Introduction: This plan aims to leverage the capabilities of machine learning to enhance accuracy and reliability in predicting agricultural outputs.
Data Collection and Preprocessing: The first step involves collecting diverse datasets encompassing factors such as weather patterns, soil quality, historical yield data, and crop-specific variables. Subsequently, employ data preprocessing techniques to clean, normalize, and standardize the datasets, ensuring optimal input for machine learning algorithms.
Feature Selection and Engineering: Utilize feature selection methods to identify the most influential variables impacting crop yields. Concurrently, explore feature engineering techniques to create new meaningful features that may enhance model performance. This step is crucial for maximizing the predictive power of the selected machine learning algorithms.
Algorithm Selection: Evaluate and select appropriate machine learning algorithms based on the nature of the data and the prediction task.
Model Training and Validation: Implement a robust training and validation process for the selected machine learning models. Utilize historical data to train the models, employing cross-validation techniques to ensure generalizability. Evaluate model performance using metrics like accuracy, precision, and recall, refining models iteratively.

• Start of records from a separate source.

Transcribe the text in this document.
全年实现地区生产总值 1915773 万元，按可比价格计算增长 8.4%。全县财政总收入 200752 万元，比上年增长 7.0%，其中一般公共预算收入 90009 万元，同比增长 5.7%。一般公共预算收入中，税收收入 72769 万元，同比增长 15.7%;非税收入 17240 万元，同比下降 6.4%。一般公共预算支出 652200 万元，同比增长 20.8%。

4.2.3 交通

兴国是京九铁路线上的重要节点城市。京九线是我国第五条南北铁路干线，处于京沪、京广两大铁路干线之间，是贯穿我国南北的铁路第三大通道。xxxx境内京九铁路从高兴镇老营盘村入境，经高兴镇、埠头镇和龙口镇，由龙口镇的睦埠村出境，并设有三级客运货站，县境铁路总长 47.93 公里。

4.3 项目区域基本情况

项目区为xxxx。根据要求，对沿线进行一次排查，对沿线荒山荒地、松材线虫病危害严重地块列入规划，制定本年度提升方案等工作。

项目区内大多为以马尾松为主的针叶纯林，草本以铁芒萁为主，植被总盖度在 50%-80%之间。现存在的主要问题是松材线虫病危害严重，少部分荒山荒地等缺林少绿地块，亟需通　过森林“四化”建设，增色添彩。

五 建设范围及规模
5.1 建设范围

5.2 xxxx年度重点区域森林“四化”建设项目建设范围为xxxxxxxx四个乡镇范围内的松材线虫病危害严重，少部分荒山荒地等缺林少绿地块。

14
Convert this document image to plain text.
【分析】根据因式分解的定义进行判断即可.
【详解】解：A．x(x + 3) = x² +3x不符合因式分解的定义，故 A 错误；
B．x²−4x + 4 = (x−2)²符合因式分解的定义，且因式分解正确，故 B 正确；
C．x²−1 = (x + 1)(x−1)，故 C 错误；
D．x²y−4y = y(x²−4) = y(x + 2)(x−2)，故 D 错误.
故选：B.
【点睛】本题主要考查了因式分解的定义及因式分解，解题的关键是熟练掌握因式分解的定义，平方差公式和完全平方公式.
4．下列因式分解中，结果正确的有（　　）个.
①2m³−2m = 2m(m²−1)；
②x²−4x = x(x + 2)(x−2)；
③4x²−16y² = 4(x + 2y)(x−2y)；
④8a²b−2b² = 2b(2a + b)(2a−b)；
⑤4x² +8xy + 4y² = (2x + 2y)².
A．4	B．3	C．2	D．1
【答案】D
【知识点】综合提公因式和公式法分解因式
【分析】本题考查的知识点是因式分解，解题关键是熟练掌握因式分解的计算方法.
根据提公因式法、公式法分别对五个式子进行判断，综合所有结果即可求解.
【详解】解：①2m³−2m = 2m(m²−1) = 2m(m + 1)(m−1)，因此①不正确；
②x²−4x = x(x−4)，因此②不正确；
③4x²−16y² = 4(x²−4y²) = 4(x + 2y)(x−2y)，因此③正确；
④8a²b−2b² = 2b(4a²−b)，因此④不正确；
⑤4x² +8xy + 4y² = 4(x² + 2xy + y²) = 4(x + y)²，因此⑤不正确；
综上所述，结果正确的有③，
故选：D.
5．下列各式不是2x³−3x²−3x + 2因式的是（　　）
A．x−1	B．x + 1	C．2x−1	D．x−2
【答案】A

Integration with Remote Sensing and IoT: Incorporate remote sensing technologies and Internet of Things (IoT) devices to continuously monitor and update input data. so This integration enhances the dynamic adaptability of the models, enabling real-time adjustments to changing environmental conditions.
Deployment and Continuous Improvement: Once validated, deploy the machine learning models in real-world agricultural settings. Establish a feedback loop for continuous improvement by collecting new data and refining models over time. This iterative process ensures adaptability to evolving agricultural landscapes.
Conclusion: Thus This comprehensive plan synthesizes key components, from data collection and preprocessing to model deployment and continuous improvement, providing a roadmap for developing effective machine learning-based crop yield prediction systems. Implementation of this plan holds the potential to revolutionize agricultural practices, fostering sustainability and food security in the face of global challenges.